M. Il y a un motif mélodique très simple et récurrent dans le dernier acte, qui peut évoquer celui que les humains jouent aux extraterrestres dans Rencontres du troisième type, dans une version mineure et sombre : comme une série de notes qui fait communiquer deux mondes.
K.R. Oui, et qui nous sert aussi justement à passer de la techno à cette deuxième texture plus spirituelle et éthérée.

M. L’abandon progressif du kick a-t-il une valeur symbolique ? Qu’est-ce que c’est au fond le kick : le battement du cœur ?
O. L.
Bien évidemment, et on connecte à ce rythme parce qu’on l’a dans notre intériorité. La musique de David, dans des tracks comme Sirāt ou Desierto, a une forte mélancolie. Il me parlait quand on travaillait de la sensation “afterglow”, c’est ça ?
K.R. Oui, c’est le nom qu’on donne à cet état qui vient après la transe, et qui est un mélange de mélancolie, de bonheur profond, de dénuement. C’est un peu le umami des émotions, il y a tout dedans.

M. Comment les comédien·ne·s, tou·te·s des non-professionnel·le·s issu·e·s du milieu de la teuf, ont-il·elle·s été recruté·e·s ?
O. L.
On a fait un casting sauvage dans plusieurs teufs. On cherchait de la vérité, et à constituer une famille de cinq personnes, avec des énergies différentes et complémentaires. Bien évidemment, il·elle·s étaient méfiant·e·s au début.

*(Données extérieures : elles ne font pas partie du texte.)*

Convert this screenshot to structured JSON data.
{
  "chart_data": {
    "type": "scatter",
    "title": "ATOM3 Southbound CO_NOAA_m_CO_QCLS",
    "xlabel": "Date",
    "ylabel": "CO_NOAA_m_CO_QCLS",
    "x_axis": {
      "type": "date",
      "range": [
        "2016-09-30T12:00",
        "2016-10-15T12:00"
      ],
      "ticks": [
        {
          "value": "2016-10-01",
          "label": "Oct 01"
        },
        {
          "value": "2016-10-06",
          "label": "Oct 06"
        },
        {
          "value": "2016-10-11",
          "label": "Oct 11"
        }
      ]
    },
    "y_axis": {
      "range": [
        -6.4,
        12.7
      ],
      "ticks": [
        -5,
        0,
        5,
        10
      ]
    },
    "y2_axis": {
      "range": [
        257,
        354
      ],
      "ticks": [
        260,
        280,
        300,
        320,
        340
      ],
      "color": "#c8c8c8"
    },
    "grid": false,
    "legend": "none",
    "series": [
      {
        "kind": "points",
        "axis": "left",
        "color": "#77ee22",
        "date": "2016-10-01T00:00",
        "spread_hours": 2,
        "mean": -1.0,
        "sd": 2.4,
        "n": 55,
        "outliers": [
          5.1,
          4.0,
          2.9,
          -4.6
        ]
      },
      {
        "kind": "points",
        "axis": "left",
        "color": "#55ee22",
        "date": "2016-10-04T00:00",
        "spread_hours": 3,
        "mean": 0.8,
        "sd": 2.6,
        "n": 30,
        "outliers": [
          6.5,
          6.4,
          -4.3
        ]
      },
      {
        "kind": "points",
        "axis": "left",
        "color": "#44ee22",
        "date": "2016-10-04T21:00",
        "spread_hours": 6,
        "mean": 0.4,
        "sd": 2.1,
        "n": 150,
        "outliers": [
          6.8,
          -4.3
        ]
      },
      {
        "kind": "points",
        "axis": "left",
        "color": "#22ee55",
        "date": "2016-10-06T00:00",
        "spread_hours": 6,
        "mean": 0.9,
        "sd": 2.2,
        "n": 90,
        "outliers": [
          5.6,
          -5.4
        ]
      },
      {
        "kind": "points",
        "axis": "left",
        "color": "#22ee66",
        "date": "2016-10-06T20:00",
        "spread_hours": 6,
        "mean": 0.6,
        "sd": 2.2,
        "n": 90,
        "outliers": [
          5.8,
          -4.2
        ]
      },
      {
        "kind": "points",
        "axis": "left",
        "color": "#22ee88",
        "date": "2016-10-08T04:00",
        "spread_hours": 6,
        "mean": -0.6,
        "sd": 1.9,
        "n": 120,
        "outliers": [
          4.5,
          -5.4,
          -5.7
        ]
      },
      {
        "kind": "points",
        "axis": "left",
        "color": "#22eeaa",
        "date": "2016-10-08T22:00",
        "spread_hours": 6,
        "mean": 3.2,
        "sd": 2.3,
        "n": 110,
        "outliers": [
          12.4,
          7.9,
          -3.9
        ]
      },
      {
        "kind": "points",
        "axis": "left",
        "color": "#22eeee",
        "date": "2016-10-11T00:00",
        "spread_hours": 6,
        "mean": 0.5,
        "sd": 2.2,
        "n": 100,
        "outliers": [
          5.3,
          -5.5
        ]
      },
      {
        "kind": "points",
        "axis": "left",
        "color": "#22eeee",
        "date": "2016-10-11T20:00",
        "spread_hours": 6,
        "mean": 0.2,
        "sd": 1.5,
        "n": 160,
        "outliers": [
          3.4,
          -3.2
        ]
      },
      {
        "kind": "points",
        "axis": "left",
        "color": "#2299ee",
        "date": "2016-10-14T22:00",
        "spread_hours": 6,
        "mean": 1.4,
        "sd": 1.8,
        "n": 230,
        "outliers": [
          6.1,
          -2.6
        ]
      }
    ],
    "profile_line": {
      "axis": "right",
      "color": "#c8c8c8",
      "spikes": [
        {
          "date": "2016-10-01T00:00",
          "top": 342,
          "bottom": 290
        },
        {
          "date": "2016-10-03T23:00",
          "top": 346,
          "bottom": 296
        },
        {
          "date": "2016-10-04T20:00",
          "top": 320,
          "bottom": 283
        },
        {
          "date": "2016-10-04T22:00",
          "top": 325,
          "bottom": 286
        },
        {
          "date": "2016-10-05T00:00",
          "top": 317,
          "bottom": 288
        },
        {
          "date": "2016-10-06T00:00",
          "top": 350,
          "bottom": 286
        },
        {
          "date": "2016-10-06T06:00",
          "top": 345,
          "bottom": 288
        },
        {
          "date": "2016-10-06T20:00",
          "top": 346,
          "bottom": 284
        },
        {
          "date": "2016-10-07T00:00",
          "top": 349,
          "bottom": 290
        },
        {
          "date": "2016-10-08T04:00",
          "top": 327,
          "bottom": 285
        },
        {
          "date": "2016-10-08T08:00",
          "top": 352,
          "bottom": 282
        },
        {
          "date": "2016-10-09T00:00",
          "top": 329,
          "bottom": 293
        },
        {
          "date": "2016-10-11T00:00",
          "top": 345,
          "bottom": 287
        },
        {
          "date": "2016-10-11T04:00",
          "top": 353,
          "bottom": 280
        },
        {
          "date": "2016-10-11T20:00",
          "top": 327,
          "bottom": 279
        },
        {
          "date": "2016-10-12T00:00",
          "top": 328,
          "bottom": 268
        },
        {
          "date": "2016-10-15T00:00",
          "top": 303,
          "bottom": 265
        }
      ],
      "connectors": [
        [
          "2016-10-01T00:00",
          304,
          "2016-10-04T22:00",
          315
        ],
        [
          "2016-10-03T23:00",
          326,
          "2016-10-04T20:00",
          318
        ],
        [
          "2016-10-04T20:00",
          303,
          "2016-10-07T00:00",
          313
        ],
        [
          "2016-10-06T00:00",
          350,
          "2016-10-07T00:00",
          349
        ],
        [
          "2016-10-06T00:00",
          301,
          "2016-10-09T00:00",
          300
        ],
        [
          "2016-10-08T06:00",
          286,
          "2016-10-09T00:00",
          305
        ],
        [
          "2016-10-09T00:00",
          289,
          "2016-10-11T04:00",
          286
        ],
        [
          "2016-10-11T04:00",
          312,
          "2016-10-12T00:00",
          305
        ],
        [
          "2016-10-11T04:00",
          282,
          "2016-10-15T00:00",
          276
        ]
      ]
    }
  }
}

On a discuté, on leur a montré mes précédents films, et peu à peu il·elle·s ont compris qu’il·elle·s étaient entre de bonnes mains. Il·elle·s ont aussi compris qu’on voulait faire quelque chose qui aille aux limites, et la culture rave, ou travellers, c’est un peu ça, c’est la recherche d’une limite.

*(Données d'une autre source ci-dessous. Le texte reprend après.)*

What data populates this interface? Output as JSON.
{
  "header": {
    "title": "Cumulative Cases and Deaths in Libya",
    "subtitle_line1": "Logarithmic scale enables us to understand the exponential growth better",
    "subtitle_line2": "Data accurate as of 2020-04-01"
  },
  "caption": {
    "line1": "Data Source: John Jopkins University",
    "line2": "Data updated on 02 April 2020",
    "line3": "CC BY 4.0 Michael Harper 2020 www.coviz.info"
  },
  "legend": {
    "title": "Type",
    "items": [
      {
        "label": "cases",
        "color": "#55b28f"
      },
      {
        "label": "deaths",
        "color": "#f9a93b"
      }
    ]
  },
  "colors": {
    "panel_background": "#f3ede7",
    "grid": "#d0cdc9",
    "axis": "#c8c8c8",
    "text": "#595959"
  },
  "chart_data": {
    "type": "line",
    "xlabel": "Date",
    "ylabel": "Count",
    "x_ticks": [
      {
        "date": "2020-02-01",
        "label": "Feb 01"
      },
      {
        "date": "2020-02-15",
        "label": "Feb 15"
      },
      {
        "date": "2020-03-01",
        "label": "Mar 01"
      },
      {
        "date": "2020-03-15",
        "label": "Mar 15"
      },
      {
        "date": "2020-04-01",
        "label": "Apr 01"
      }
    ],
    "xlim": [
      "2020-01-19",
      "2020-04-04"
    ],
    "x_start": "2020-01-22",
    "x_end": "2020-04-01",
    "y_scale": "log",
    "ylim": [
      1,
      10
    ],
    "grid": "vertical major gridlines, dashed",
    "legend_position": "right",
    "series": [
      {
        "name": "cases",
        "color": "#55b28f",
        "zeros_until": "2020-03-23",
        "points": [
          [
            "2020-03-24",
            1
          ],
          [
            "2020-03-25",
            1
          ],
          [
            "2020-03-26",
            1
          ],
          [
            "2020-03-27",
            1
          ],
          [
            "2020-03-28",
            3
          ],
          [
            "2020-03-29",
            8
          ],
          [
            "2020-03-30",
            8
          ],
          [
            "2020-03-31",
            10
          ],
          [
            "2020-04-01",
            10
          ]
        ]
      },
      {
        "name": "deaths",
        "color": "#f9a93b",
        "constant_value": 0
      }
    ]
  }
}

M. Il·elle·s ne se connaissaient pas ? Comment as-tu composé cette “famille” ?
O. L.
Il·elle·s se connaissaient tangentiellement, plus ou moins. Je crois que ce qu’on cherchait, c’était avant tout du mystère. Et quand on construit une famille, on construit une énergie, qu’elle soit masculine, féminine, lumineuse, obscure… Il faut forcément un peu de tout. Et on cherchait des bonnes personnes, de la simplicité, ce qui n’est pas difficile dans ce milieu, parce que la vie les a obligés à être humbles. Il·elle·s ne se jugent pas les un·e·s les autres et j’espère qu’on le ressent dans le film. Il y a une fratrie qui est belle. On cherchait aussi des gens avec des cernes, des cassures visibles, dans leurs silences, leurs gestes, leurs corps.

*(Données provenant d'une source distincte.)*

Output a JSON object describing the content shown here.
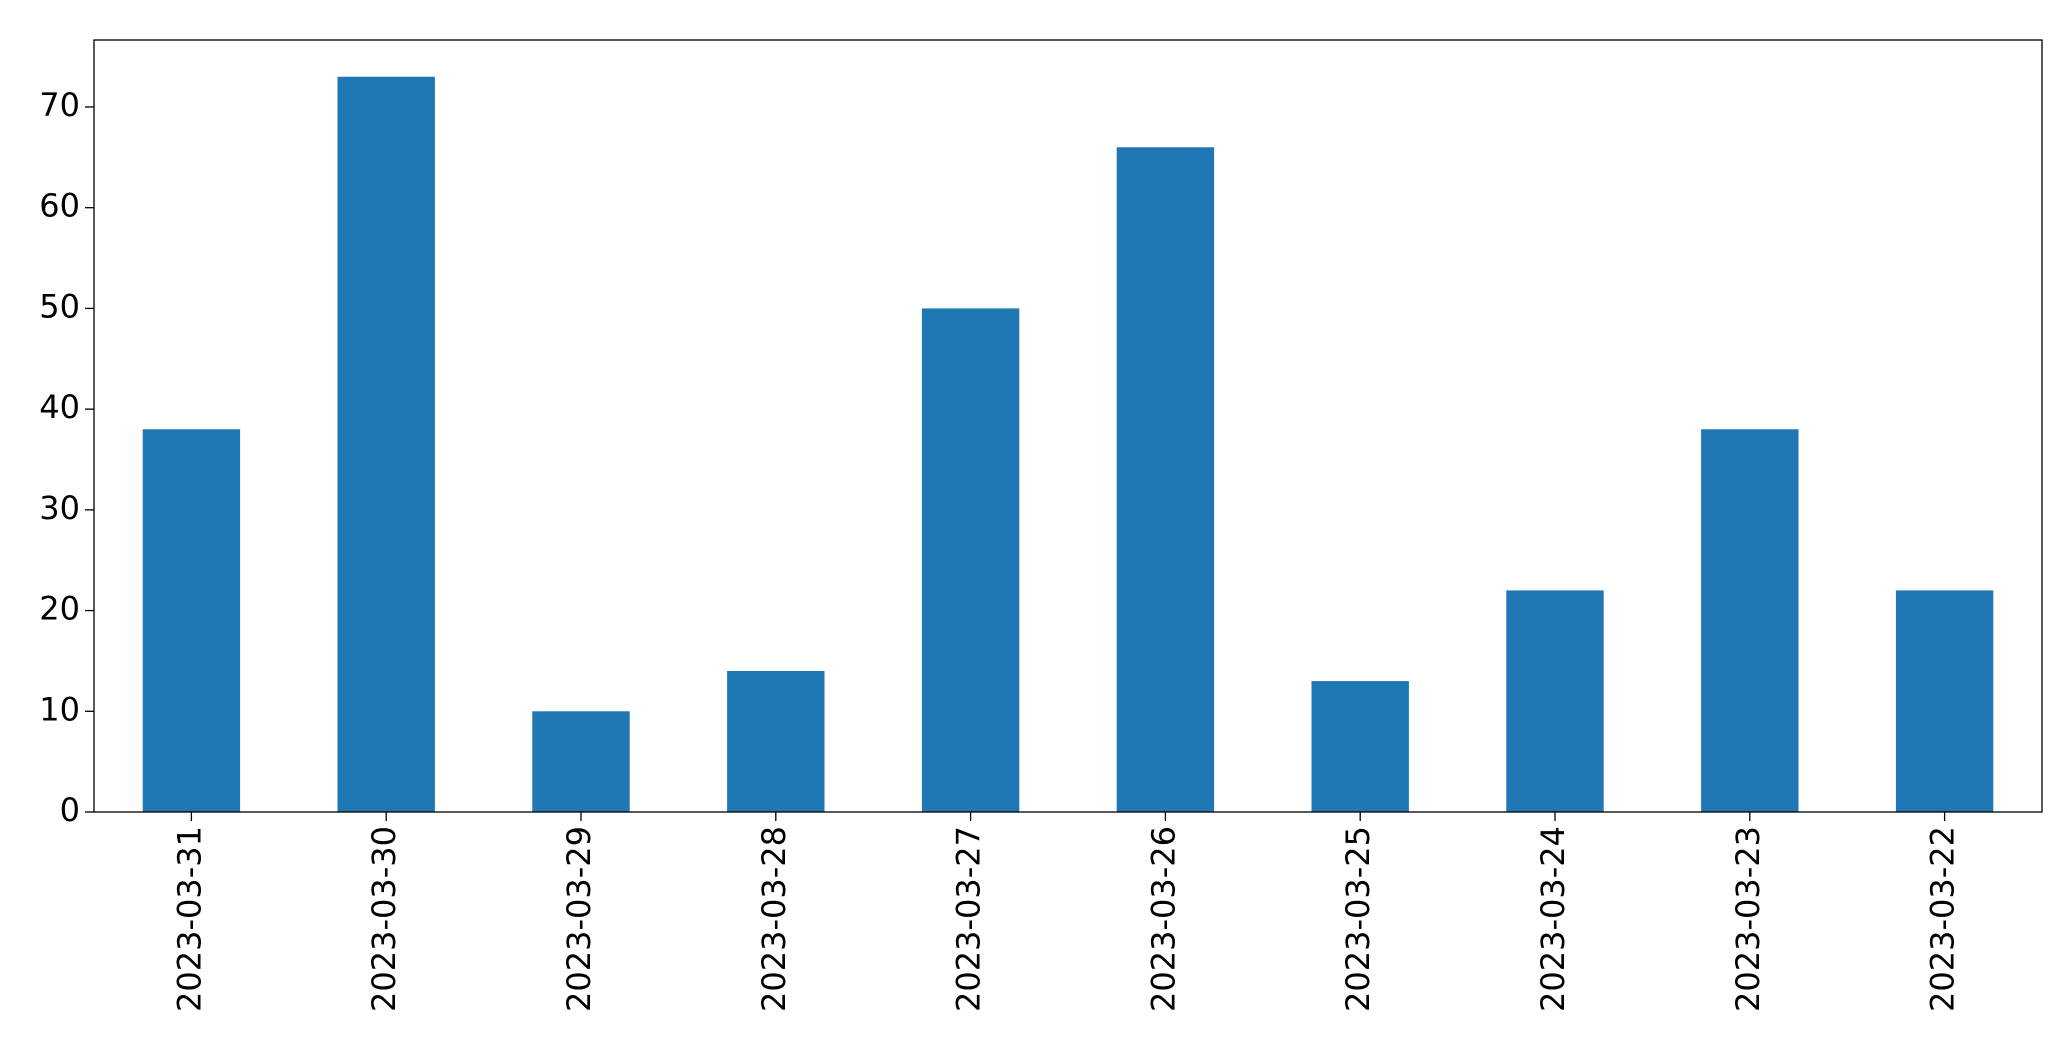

M. Il y a notamment deux personnages amputés, donc c’est très littéral…
O. L.
Oui, et de la même manière le paysage marocain est aussi cassé. Et pour revenir à la musique, il y a des phénomènes de distorsion aussi à certains moments qui relèvent de cette cassure.

M. Quelle est votre perception de la représentation de la culture de la free party dans les médias dominants, le cinéma populaire, les séries ? Si tant est qu’il y en ait une.
O. L. Il faudrait d’abord demander aux principaux·ales intéressé·e·s s’il·elle·s se sentent correctement représenté·e·s. Notre intention était de nous en rapprocher le mieux possible. Nous sommes admiratifs de ce milieu, avec bien sûr ses contradictions, des choses qui nous parlent plus que d’autres, mais quand même ça nous stimule beaucoup. Notre intention était une intention de respect.
K.R. On l’a vu pendant le tournage de la rave, qui était une vraie rave, organisée par de vrais collectifs. La musique était intégrée et je l’ai jouée, là-bas. On a senti quand même que les morceaux composés pour le film étaient bien acceptés, quand bien même ils viennent d’un autre milieu.
O. L. J’avais déjà deux mois plus tôt fait écouter la musique aux acteur·rice·s pendant une session de travail à Barcelone. Ils disaient que c’était leur came. Surtout que l’on a travaillé avec des collectifs où des gens sont dans la cinquantaine : ils ont fait du chemin, ils essaient de pousser la culture rave dans ses limites, dialoguer avec d’autres mondes.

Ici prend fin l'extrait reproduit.